Attaque à Mogadiscio: la stratégie de terreur des shebabs somaliens

Les échanges de tirs entre les miliciens shebabs et les forces de l'ordre somaliennes ont duré trois heures à l'hôtel Sahafi de Mogadiscio, le 1er novembre 2015.
© REUTERS/Feisal Omar

Au moins douze personnes ont perdu la vie durant l'attaque dans le centre de Mogadiscio dimanche. L'hôtel Sahafi où résident de nombreux députés et officiels a été pris d'assaut samedi par un commando de cinq shebabs, selon le ministre de la Sécurité intérieure. Les échanges de tirs entre forces de sécurité et assaillants ont duré plus de trois heures. Un député a été tué ainsi qu'un journaliste somalien. Cette attaque traduit le regain de vigueur actuel des islamistes qui opèrent selon une double tactique : la terreur dans les grandes villes et les attaques-surprises contre les bases de l'Amisom dans les zones rurales.

Aussi spectaculaire soit-elle, l'attaque contre l'hôtel Sahafi n'a rien d'exceptionnel. Depuis qu'ils ont été chassés de Mogadiscio en 2011, les shebabs y commettent régulièrement des attentats. En juillet dernier, une voiture piégée explosait devant l'hôtel Jazeera Palace tuant treize personnes. Et en septembre, c'est le convoi présidentiel qui était sous le feu des terroristes.

Dans la capitale et dans les grandes villes, le groupe islamiste ne peut plus mener de guerre frontale et a donc opté pour une stratégie de terreur. En revanche, dans les zones rurales, les miliciens shebabs ont lancé ces derniers mois de véritables offensives contre les bases de l'Amisom, la mission de maintien de la paix. La dernière date du premier septembre visait une base de l'armée ougandaise à Janalé. Dix-neuf soldats y ont perdu la vie, selon Kampala.

Les islamistes pas si affaiblis par les querelles internes ?

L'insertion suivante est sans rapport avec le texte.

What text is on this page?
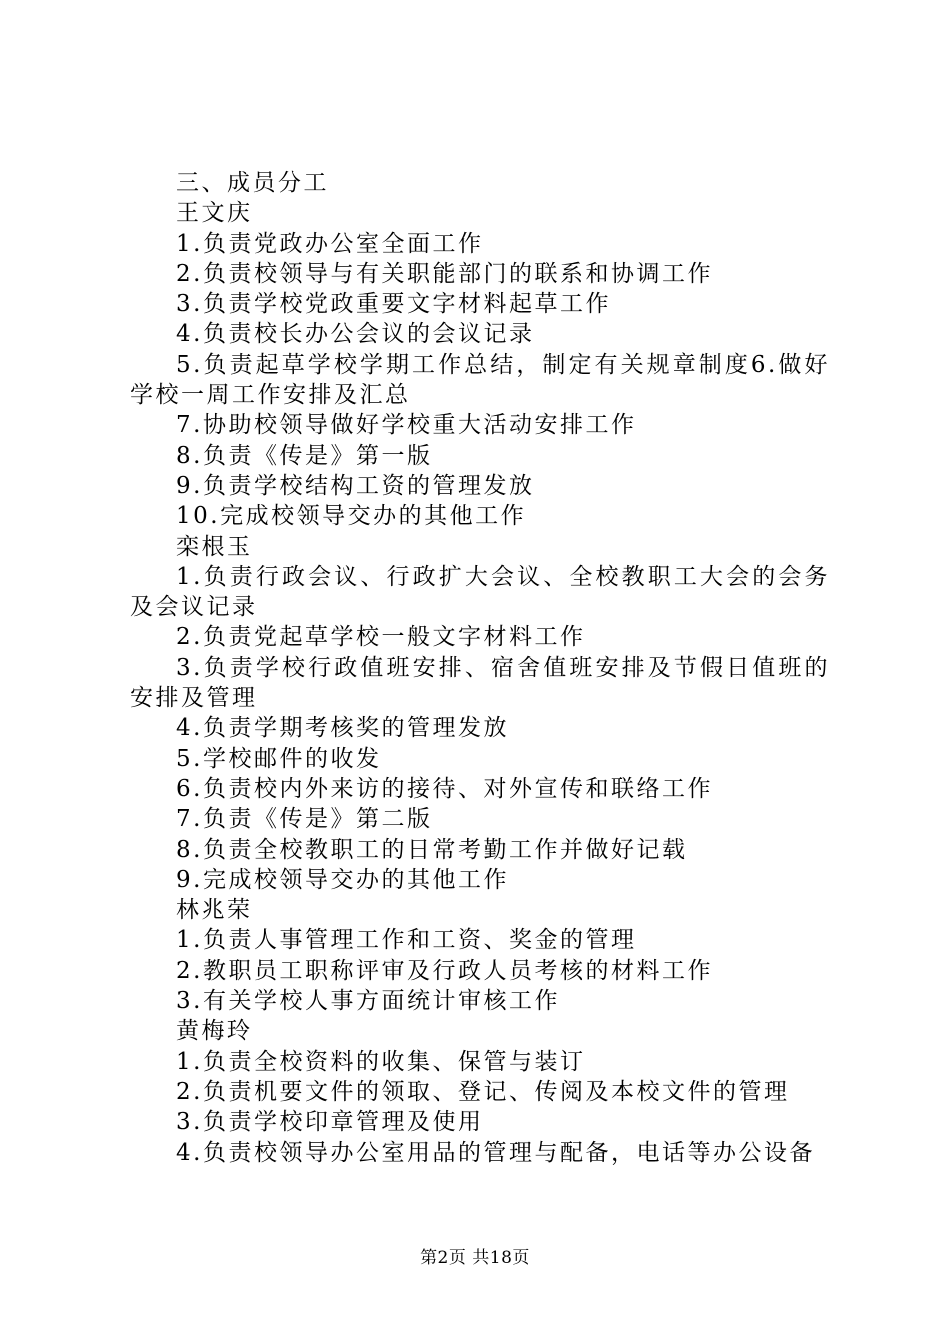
三、成员分工
王文庆
1.负责党政办公室全面工作
2.负责校领导与有关职能部门的联系和协调工作
3.负责学校党政重要文字材料起草工作
4.负责校长办公会议的会议记录
5.负责起草学校学期工作总结，制定有关规章制度6.做好学校一周工作安排及汇总
7.协助校领导做好学校重大活动安排工作
8.负责《传是》第一版
9.负责学校结构工资的管理发放
10.完成校领导交办的其他工作
栾根玉
1.负责行政会议、行政扩大会议、全校教职工大会的会务及会议记录
2.负责党起草学校一般文字材料工作
3.负责学校行政值班安排、宿舍值班安排及节假日值班的安排及管理
4.负责学期考核奖的管理发放
5.学校邮件的收发
6.负责校内外来访的接待、对外宣传和联络工作
7.负责《传是》第二版
8.负责全校教职工的日常考勤工作并做好记载
9.完成校领导交办的其他工作
林兆荣
1.负责人事管理工作和工资、奖金的管理
2.教职员工职称评审及行政人员考核的材料工作
3.有关学校人事方面统计审核工作
黄梅玲
1.负责全校资料的收集、保管与装订
2.负责机要文件的领取、登记、传阅及本校文件的管理
3.负责学校印章管理及使用
4.负责校领导办公室用品的管理与配备，电话等办公设备
第2页 共18页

Après de sérieux revers en 2014, le groupe armé continue donc de démontrer que ses capacités logistiques et sans doute financières demeurent intactes. A Mogadiscio, le pouvoir semblait pourtant croire récemment que le groupe islamiste était en perte de vitesse déchiré par des querelles d'allégeance entre al-Qaïda et le groupe Etat islamique.

Mercredi dernier, le président somalien s'était même fendu d'un communiqué à propos de ces divisions au sein du mouvement appelant les shebabs à rejeter les deux allégeances et à tendre la main au gouvernement. Il n'a manifestement pas été entendu.